La angustia se reflejaba en su rostro y, cuando recuperaba el juicio, hacía como si apartara sombras de su vista y muchas veces aseguraba que había visto a San Pedro, a San Pablo y al Apóstol, que lo llamaban desde el más allá. Otras veces derramaba el vino de su copa y echaba las culpas a los dos fantasmas sangrientos que lo apremiaban. «Diez días os quedan, rey».
El plazo otorgado por los Carvajal se acababa y los médicos no daban con la enfermedad del rey: le componían ungüentos, cata-plasmas, bebedizos; estudiaban libros árabes, griegos y romanos; acudieron incluso a la magia y la alquimia, pero no había modo: el rey Fernando se moría sin remedio.
-¡Qué horror! -decía. ¡Qué horror y qué angustia saber que voy a morir en tres días!
El último día del plazo otorgado por los dos hermanos, el rey se despertó súbitamente y con los ojos en blanco pudo ver los cráneos destrozados de los dos hermanos, colgando de los cordones de las cortinas.
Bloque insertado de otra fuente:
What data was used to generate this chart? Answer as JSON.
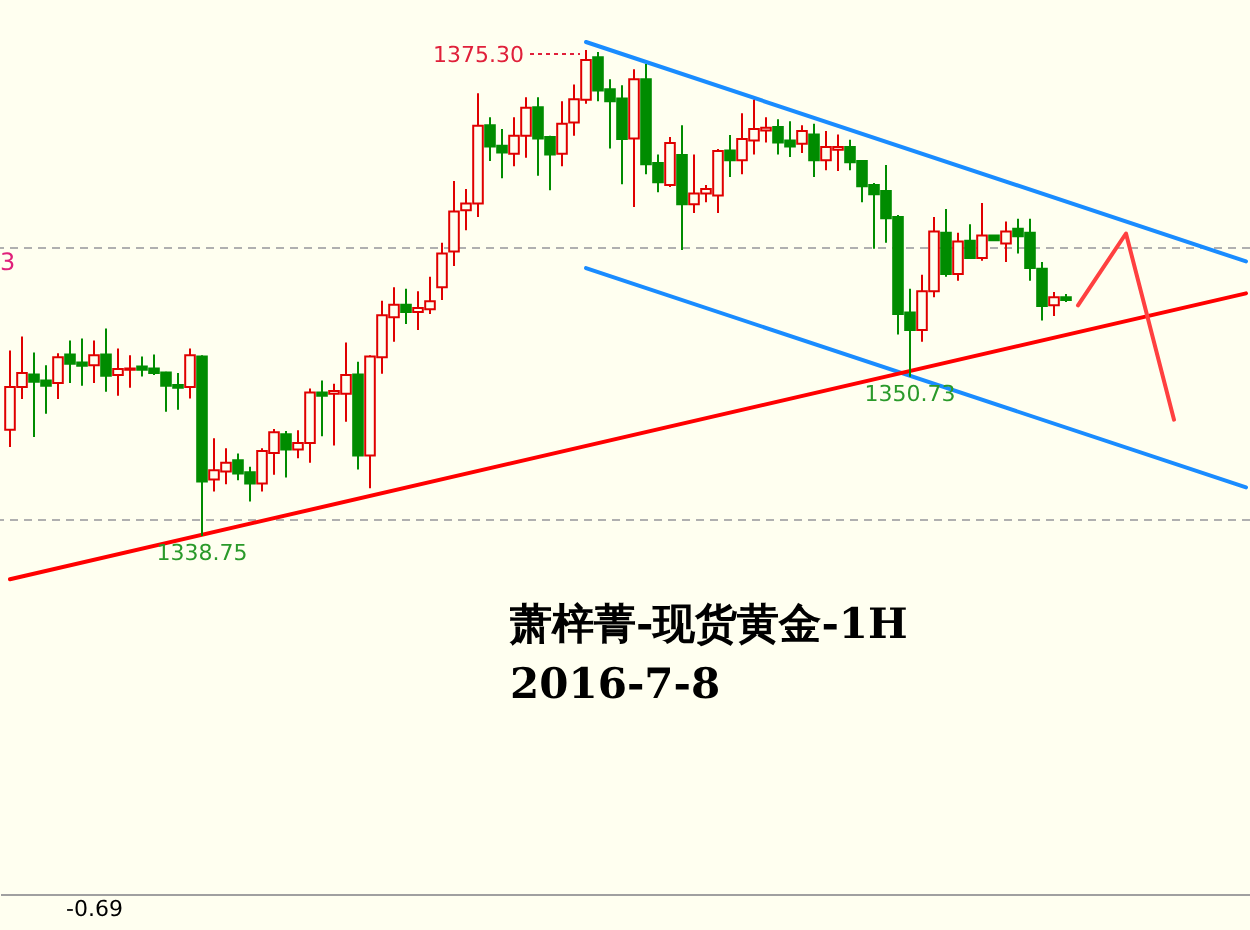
{
  "chart_data": {
    "type": "candlestick",
    "categories": [
      null,
      null,
      null,
      null,
      null,
      null,
      null,
      null,
      null,
      null,
      null,
      null,
      null,
      null,
      null,
      null,
      null,
      null,
      null,
      null,
      null,
      null,
      null,
      null,
      null,
      null,
      null,
      null,
      null,
      null,
      null,
      null,
      null,
      null,
      null,
      null,
      null,
      null,
      null,
      null,
      null,
      null,
      null,
      null,
      null,
      null,
      null,
      null,
      null,
      null,
      null,
      null,
      null,
      null,
      null,
      null,
      null,
      null,
      null,
      null,
      null,
      null,
      null,
      null,
      null,
      null,
      null,
      null,
      null,
      null,
      null,
      null,
      null,
      null,
      null,
      null,
      null,
      null,
      null,
      null,
      null,
      null,
      null,
      null,
      null,
      null,
      null,
      null,
      null,
      null,
      null,
      null,
      null,
      null,
      null,
      null,
      null,
      null,
      null,
      null,
      null,
      null,
      null,
      null
    ],
    "ohlc": [
      [
        1346.75,
        1352.7,
        1345.45,
        1349.95
      ],
      [
        1349.95,
        1353.75,
        1349.05,
        1351.0
      ],
      [
        1350.9,
        1352.55,
        1346.2,
        1350.35
      ],
      [
        1350.45,
        1351.6,
        1347.95,
        1350.05
      ],
      [
        1350.25,
        1352.5,
        1349.05,
        1352.2
      ],
      [
        1352.4,
        1353.45,
        1350.25,
        1351.7
      ],
      [
        1351.8,
        1353.6,
        1350.05,
        1351.55
      ],
      [
        1351.6,
        1353.45,
        1350.25,
        1352.35
      ],
      [
        1352.4,
        1354.35,
        1349.6,
        1350.8
      ],
      [
        1350.85,
        1352.85,
        1349.3,
        1351.3
      ],
      [
        1351.25,
        1352.35,
        1349.9,
        1351.35
      ],
      [
        1351.5,
        1352.25,
        1350.75,
        1351.25
      ],
      [
        1351.35,
        1352.4,
        1350.85,
        1351.0
      ],
      [
        1351.05,
        1351.1,
        1348.1,
        1350.05
      ],
      [
        1350.1,
        1351.0,
        1348.25,
        1349.9
      ],
      [
        1349.95,
        1352.85,
        1349.1,
        1352.35
      ],
      [
        1352.25,
        1352.35,
        1338.75,
        1342.85
      ],
      [
        1343.0,
        1346.1,
        1342.1,
        1343.7
      ],
      [
        1343.6,
        1345.35,
        1342.65,
        1344.25
      ],
      [
        1344.45,
        1344.95,
        1342.95,
        1343.45
      ],
      [
        1343.55,
        1343.95,
        1341.35,
        1342.7
      ],
      [
        1342.7,
        1345.35,
        1342.1,
        1345.15
      ],
      [
        1345.0,
        1346.8,
        1343.35,
        1346.55
      ],
      [
        1346.4,
        1346.65,
        1343.15,
        1345.25
      ],
      [
        1345.25,
        1346.7,
        1344.6,
        1345.75
      ],
      [
        1345.75,
        1349.85,
        1344.25,
        1349.55
      ],
      [
        1349.55,
        1350.45,
        1346.25,
        1349.3
      ],
      [
        1349.45,
        1350.2,
        1345.55,
        1349.65
      ],
      [
        1349.45,
        1353.3,
        1347.35,
        1350.85
      ],
      [
        1350.9,
        1351.85,
        1343.75,
        1344.8
      ],
      [
        1344.8,
        1352.35,
        1342.35,
        1352.25
      ],
      [
        1352.2,
        1356.45,
        1350.95,
        1355.35
      ],
      [
        1355.2,
        1357.45,
        1353.35,
        1356.15
      ],
      [
        1356.15,
        1357.35,
        1354.7,
        1355.6
      ],
      [
        1355.6,
        1357.15,
        1354.25,
        1355.9
      ],
      [
        1355.8,
        1358.25,
        1355.45,
        1356.4
      ],
      [
        1357.45,
        1360.8,
        1356.5,
        1360.0
      ],
      [
        1360.15,
        1365.45,
        1359.05,
        1363.15
      ],
      [
        1363.25,
        1364.85,
        1361.75,
        1363.75
      ],
      [
        1363.75,
        1372.05,
        1362.75,
        1369.6
      ],
      [
        1369.65,
        1370.25,
        1366.95,
        1368.05
      ],
      [
        1368.1,
        1369.35,
        1365.65,
        1367.6
      ],
      [
        1367.5,
        1370.25,
        1366.55,
        1368.85
      ],
      [
        1368.85,
        1371.75,
        1367.2,
        1370.95
      ],
      [
        1371.0,
        1371.75,
        1365.85,
        1368.65
      ],
      [
        1368.75,
        1368.85,
        1364.75,
        1367.45
      ],
      [
        1367.5,
        1371.45,
        1366.55,
        1369.75
      ],
      [
        1369.85,
        1372.7,
        1368.85,
        1371.6
      ],
      [
        1371.55,
        1375.3,
        1371.25,
        1374.55
      ],
      [
        1374.75,
        1375.15,
        1371.45,
        1372.25
      ],
      [
        1372.35,
        1373.1,
        1367.9,
        1371.45
      ],
      [
        1371.65,
        1372.65,
        1365.2,
        1368.6
      ],
      [
        1368.65,
        1373.85,
        1363.5,
        1373.1
      ],
      [
        1373.1,
        1374.25,
        1365.95,
        1366.7
      ],
      [
        1366.8,
        1367.45,
        1364.6,
        1365.35
      ],
      [
        1365.15,
        1368.75,
        1365.0,
        1368.3
      ],
      [
        1367.4,
        1369.65,
        1360.25,
        1363.7
      ],
      [
        1363.7,
        1367.45,
        1363.05,
        1364.5
      ],
      [
        1364.5,
        1365.15,
        1363.85,
        1364.85
      ],
      [
        1364.35,
        1367.85,
        1363.05,
        1367.7
      ],
      [
        1367.75,
        1368.9,
        1365.75,
        1367.0
      ],
      [
        1367.0,
        1370.55,
        1365.95,
        1368.6
      ],
      [
        1368.5,
        1371.55,
        1367.45,
        1369.35
      ],
      [
        1369.25,
        1370.25,
        1368.35,
        1369.45
      ],
      [
        1369.5,
        1370.1,
        1367.45,
        1368.35
      ],
      [
        1368.5,
        1369.95,
        1367.25,
        1368.05
      ],
      [
        1368.25,
        1369.65,
        1367.55,
        1369.2
      ],
      [
        1368.95,
        1369.75,
        1365.75,
        1367.0
      ],
      [
        1367.0,
        1369.2,
        1366.25,
        1368.0
      ],
      [
        1367.8,
        1368.95,
        1366.2,
        1368.0
      ],
      [
        1368.0,
        1368.55,
        1366.25,
        1366.85
      ],
      [
        1366.95,
        1367.0,
        1363.85,
        1365.05
      ],
      [
        1365.15,
        1365.3,
        1360.35,
        1364.45
      ],
      [
        1364.7,
        1366.65,
        1360.8,
        1362.65
      ],
      [
        1362.75,
        1362.9,
        1353.9,
        1355.45
      ],
      [
        1355.55,
        1357.35,
        1350.73,
        1354.25
      ],
      [
        1354.25,
        1358.4,
        1353.35,
        1357.15
      ],
      [
        1357.15,
        1362.75,
        1356.7,
        1361.65
      ],
      [
        1361.55,
        1363.35,
        1358.25,
        1358.45
      ],
      [
        1358.45,
        1361.55,
        1357.95,
        1360.9
      ],
      [
        1360.95,
        1362.2,
        1359.6,
        1359.65
      ],
      [
        1359.65,
        1363.8,
        1359.45,
        1361.35
      ],
      [
        1361.35,
        1361.35,
        1360.95,
        1361.0
      ],
      [
        1360.75,
        1362.4,
        1359.35,
        1361.65
      ],
      [
        1361.85,
        1362.6,
        1360.0,
        1361.3
      ],
      [
        1361.55,
        1362.6,
        1357.95,
        1358.9
      ],
      [
        1358.85,
        1359.35,
        1354.95,
        1356.05
      ],
      [
        1356.1,
        1357.1,
        1355.3,
        1356.7
      ],
      [
        1356.7,
        1356.95,
        1356.35,
        1356.5
      ],
      null,
      null,
      null,
      null,
      null,
      null,
      null,
      null,
      null,
      null,
      null,
      null,
      null,
      null,
      null
    ],
    "colors": [
      "#e00000",
      "#e00000",
      "#008c00",
      "#008c00",
      "#e00000",
      "#008c00",
      "#008c00",
      "#e00000",
      "#008c00",
      "#e00000",
      "#e00000",
      "#008c00",
      "#008c00",
      "#008c00",
      "#008c00",
      "#e00000",
      "#008c00",
      "#e00000",
      "#e00000",
      "#008c00",
      "#008c00",
      "#e00000",
      "#e00000",
      "#008c00",
      "#e00000",
      "#e00000",
      "#008c00",
      "#e00000",
      "#e00000",
      "#008c00",
      "#e00000",
      "#e00000",
      "#e00000",
      "#008c00",
      "#e00000",
      "#e00000",
      "#e00000",
      "#e00000",
      "#e00000",
      "#e00000",
      "#008c00",
      "#008c00",
      "#e00000",
      "#e00000",
      "#008c00",
      "#008c00",
      "#e00000",
      "#e00000",
      "#e00000",
      "#008c00",
      "#008c00",
      "#008c00",
      "#e00000",
      "#008c00",
      "#008c00",
      "#e00000",
      "#008c00",
      "#e00000",
      "#e00000",
      "#e00000",
      "#008c00",
      "#e00000",
      "#e00000",
      "#e00000",
      "#008c00",
      "#008c00",
      "#e00000",
      "#008c00",
      "#e00000",
      "#e00000",
      "#008c00",
      "#008c00",
      "#008c00",
      "#008c00",
      "#008c00",
      "#008c00",
      "#e00000",
      "#e00000",
      "#008c00",
      "#e00000",
      "#008c00",
      "#e00000",
      "#008c00",
      "#e00000",
      "#008c00",
      "#008c00",
      "#008c00",
      "#e00000",
      "#008c00",
      null,
      null,
      null,
      null,
      null,
      null,
      null,
      null,
      null,
      null,
      null,
      null,
      null,
      null,
      null
    ],
    "series": [
      {
        "type": "line",
        "color": "#1a8cff",
        "values": [
          null,
          null,
          null,
          null,
          null,
          null,
          null,
          null,
          null,
          null,
          null,
          null,
          null,
          null,
          null,
          null,
          null,
          null,
          null,
          null,
          null,
          null,
          null,
          null,
          null,
          null,
          null,
          null,
          null,
          null,
          null,
          null,
          null,
          null,
          null,
          null,
          null,
          null,
          null,
          null,
          null,
          null,
          null,
          null,
          null,
          null,
          null,
          null,
          1375.9,
          null,
          null,
          null,
          null,
          null,
          null,
          null,
          null,
          null,
          null,
          null,
          null,
          null,
          null,
          null,
          null,
          null,
          null,
          null,
          null,
          null,
          null,
          null,
          null,
          null,
          null,
          null,
          null,
          null,
          null,
          null,
          null,
          null,
          null,
          null,
          null,
          null,
          null,
          null,
          null,
          null,
          null,
          null,
          null,
          null,
          null,
          null,
          null,
          null,
          null,
          null,
          null,
          null,
          null,
          1359.4
        ]
      },
      {
        "type": "line",
        "color": "#1a8cff",
        "values": [
          null,
          null,
          null,
          null,
          null,
          null,
          null,
          null,
          null,
          null,
          null,
          null,
          null,
          null,
          null,
          null,
          null,
          null,
          null,
          null,
          null,
          null,
          null,
          null,
          null,
          null,
          null,
          null,
          null,
          null,
          null,
          null,
          null,
          null,
          null,
          null,
          null,
          null,
          null,
          null,
          null,
          null,
          null,
          null,
          null,
          null,
          null,
          null,
          1358.9,
          null,
          null,
          null,
          null,
          null,
          null,
          null,
          null,
          null,
          null,
          null,
          null,
          null,
          null,
          null,
          null,
          null,
          null,
          null,
          null,
          null,
          null,
          null,
          null,
          null,
          null,
          null,
          null,
          null,
          null,
          null,
          null,
          null,
          null,
          null,
          null,
          null,
          null,
          null,
          null,
          null,
          null,
          null,
          null,
          null,
          null,
          null,
          null,
          null,
          null,
          null,
          null,
          null,
          null,
          1342.4
        ]
      },
      {
        "type": "line",
        "color": "#ff0000",
        "values": [
          1335.5,
          null,
          null,
          null,
          null,
          null,
          null,
          null,
          null,
          null,
          null,
          null,
          null,
          null,
          null,
          null,
          null,
          null,
          null,
          null,
          null,
          null,
          null,
          null,
          null,
          null,
          null,
          null,
          null,
          null,
          null,
          null,
          null,
          null,
          null,
          null,
          null,
          null,
          null,
          null,
          null,
          null,
          null,
          null,
          null,
          null,
          null,
          null,
          null,
          null,
          null,
          null,
          null,
          null,
          null,
          null,
          null,
          null,
          null,
          null,
          null,
          null,
          null,
          null,
          null,
          null,
          null,
          null,
          null,
          null,
          null,
          null,
          null,
          null,
          null,
          null,
          null,
          null,
          null,
          null,
          null,
          null,
          null,
          null,
          null,
          null,
          null,
          null,
          null,
          null,
          null,
          null,
          null,
          null,
          null,
          null,
          null,
          null,
          null,
          null,
          null,
          null,
          null,
          1357.0
        ]
      },
      {
        "type": "line",
        "color": "#ff4040",
        "values": [
          null,
          null,
          null,
          null,
          null,
          null,
          null,
          null,
          null,
          null,
          null,
          null,
          null,
          null,
          null,
          null,
          null,
          null,
          null,
          null,
          null,
          null,
          null,
          null,
          null,
          null,
          null,
          null,
          null,
          null,
          null,
          null,
          null,
          null,
          null,
          null,
          null,
          null,
          null,
          null,
          null,
          null,
          null,
          null,
          null,
          null,
          null,
          null,
          null,
          null,
          null,
          null,
          null,
          null,
          null,
          null,
          null,
          null,
          null,
          null,
          null,
          null,
          null,
          null,
          null,
          null,
          null,
          null,
          null,
          null,
          null,
          null,
          null,
          null,
          null,
          null,
          null,
          null,
          null,
          null,
          null,
          null,
          null,
          null,
          null,
          null,
          null,
          null,
          null,
          1356.1,
          null,
          null,
          null,
          1361.5,
          null,
          null,
          null,
          1347.5,
          null,
          null,
          null,
          null,
          null,
          null
        ]
      }
    ],
    "ref_lines": [
      {
        "axis": "y",
        "value": 1360.41,
        "color": "#b0b0b0",
        "line_style": "dashed"
      },
      {
        "axis": "y",
        "value": 1339.96,
        "color": "#b0b0b0",
        "line_style": "dashed"
      }
    ],
    "annotations": [
      "1375.30",
      {
        "text": "1338.75",
        "y": 1338.75
      },
      {
        "text": "1350.73",
        "y": 1350.73
      },
      "萧梓菁-现货黄金-1H",
      "2016-7-8",
      "-0.69",
      "3"
    ],
    "tick_labels": false
  }
}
Y le decían: «Hoy se cumplen los veinte y nueve: de mañana has de ir a plazo».
Antiguas crónicas dicen que el día de la muerte de don Fernando, el Emplazado, se vieron en el castillo de Jaén dos sombras que mancharon con sangre las galerías y los corredores. Alguno oyó que decían: «El plazo está cumplido, don Fernando». Los cortesanos y los deudos colocaron la corona sobre las sienes del monarca y una candela en la mano derecha. Se puso la cama mirando a oriente, en dirección a Jerusalén, y cuando se le dieron al rey los últimos sacramentos, murió.
Tres hombres vestidos de ermitaños, con luengas barbas, acudieron al entierro. Nadie pudo saber quiénes eran, sino que decían: «Somos los testigos», y por esta razón se dijo durante mucho tiempo que aquellos tres peregrinos eran San Pedro, San Pablo y el apóstol Santiago, aunque esto último no se pudo probar nunca.